Beijing has cultivated close ties to countries that provide it with commodities and raw materials, regardless of their human rights records. Sudan, Myanmar and Zimbabwe have all escaped international sanctions in large part because of Chinese protection.
China’s increasing international engagement has also stimulated a more robust academic discussion about its global role and the potential for tensions with the United States.
Yan Xuetong, a foreign affairs specialist at Qinghua University in Beijing, argued in a scholarly journal this summer that China had already surpassed Japan, Russia, Britain, France, Germany and India in measures of its economic, military and political power. That leaves it second only to the United States, he said.
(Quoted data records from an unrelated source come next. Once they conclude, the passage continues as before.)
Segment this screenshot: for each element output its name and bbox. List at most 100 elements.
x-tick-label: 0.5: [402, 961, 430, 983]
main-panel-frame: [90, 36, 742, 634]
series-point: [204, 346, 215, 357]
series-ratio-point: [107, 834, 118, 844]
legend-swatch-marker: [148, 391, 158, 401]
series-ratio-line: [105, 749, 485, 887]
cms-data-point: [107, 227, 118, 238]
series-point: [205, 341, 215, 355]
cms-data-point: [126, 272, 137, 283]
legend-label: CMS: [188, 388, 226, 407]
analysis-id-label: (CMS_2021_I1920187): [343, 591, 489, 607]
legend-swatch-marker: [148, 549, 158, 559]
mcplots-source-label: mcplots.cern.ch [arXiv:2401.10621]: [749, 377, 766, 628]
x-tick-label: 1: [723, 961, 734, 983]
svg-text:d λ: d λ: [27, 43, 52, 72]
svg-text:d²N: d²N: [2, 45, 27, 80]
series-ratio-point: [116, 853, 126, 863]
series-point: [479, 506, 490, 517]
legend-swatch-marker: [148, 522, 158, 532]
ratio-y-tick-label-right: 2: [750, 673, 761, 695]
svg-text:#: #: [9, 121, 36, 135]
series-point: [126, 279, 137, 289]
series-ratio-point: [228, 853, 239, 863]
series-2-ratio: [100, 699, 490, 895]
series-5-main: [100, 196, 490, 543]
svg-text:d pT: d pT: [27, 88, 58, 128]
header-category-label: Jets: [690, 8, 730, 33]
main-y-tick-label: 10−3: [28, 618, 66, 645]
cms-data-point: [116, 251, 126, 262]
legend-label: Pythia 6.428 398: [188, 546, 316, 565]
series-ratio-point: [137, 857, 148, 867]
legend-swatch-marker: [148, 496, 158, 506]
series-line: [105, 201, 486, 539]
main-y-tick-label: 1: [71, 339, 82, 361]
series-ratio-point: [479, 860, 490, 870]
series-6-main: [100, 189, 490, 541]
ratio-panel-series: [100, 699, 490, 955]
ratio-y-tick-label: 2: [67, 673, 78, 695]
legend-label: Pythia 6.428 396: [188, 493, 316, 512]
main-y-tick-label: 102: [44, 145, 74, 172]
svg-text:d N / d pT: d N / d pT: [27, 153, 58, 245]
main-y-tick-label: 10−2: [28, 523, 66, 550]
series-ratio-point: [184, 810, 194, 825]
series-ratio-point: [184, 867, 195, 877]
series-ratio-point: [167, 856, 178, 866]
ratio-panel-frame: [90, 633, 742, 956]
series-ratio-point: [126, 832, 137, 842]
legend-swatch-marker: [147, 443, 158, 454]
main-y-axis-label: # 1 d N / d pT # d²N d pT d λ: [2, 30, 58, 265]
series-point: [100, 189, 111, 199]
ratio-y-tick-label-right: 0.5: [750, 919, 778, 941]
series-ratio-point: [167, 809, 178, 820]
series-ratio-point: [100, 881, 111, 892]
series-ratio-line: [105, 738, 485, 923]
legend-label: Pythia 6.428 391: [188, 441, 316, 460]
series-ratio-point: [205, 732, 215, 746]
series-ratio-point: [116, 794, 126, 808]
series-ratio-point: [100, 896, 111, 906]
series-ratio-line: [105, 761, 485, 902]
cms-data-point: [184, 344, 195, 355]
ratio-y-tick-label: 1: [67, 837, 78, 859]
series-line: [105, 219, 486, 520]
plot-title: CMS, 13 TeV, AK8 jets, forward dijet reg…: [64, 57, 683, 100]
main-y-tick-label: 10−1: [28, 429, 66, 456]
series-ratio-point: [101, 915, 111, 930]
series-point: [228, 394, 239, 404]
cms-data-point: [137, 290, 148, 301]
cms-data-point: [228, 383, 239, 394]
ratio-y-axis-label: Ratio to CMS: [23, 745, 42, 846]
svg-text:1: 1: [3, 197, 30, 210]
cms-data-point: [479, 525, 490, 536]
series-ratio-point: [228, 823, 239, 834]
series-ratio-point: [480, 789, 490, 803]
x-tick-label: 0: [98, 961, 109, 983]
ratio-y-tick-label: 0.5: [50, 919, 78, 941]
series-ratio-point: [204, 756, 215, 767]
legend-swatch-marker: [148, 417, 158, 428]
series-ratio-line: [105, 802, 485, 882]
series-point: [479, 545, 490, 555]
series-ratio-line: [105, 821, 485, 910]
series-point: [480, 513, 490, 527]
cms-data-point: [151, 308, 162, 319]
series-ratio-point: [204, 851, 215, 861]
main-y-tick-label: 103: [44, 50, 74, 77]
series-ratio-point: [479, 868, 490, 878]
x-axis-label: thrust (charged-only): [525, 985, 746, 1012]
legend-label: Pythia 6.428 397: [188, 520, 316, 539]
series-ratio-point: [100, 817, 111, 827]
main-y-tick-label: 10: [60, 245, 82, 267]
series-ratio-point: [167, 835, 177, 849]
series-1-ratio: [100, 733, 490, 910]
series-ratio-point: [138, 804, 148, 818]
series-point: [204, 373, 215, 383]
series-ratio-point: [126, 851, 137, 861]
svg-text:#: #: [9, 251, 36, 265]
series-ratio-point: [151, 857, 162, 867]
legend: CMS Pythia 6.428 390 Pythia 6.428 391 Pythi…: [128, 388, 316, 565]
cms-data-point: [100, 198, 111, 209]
While the military gap between China and the United States may remain for some time, he argued, China’s faster economic growth and increasing political strength may whittle down America’s overall advantage.
“China will enjoy the status of a semi-superpower between the United States and the other major powers,” Mr. Yan predicted in the article, which appeared in the China Journal of International Politics.
He added, “China’s fast growth in political and economic power will dramatically narrow its power gap with the United States.”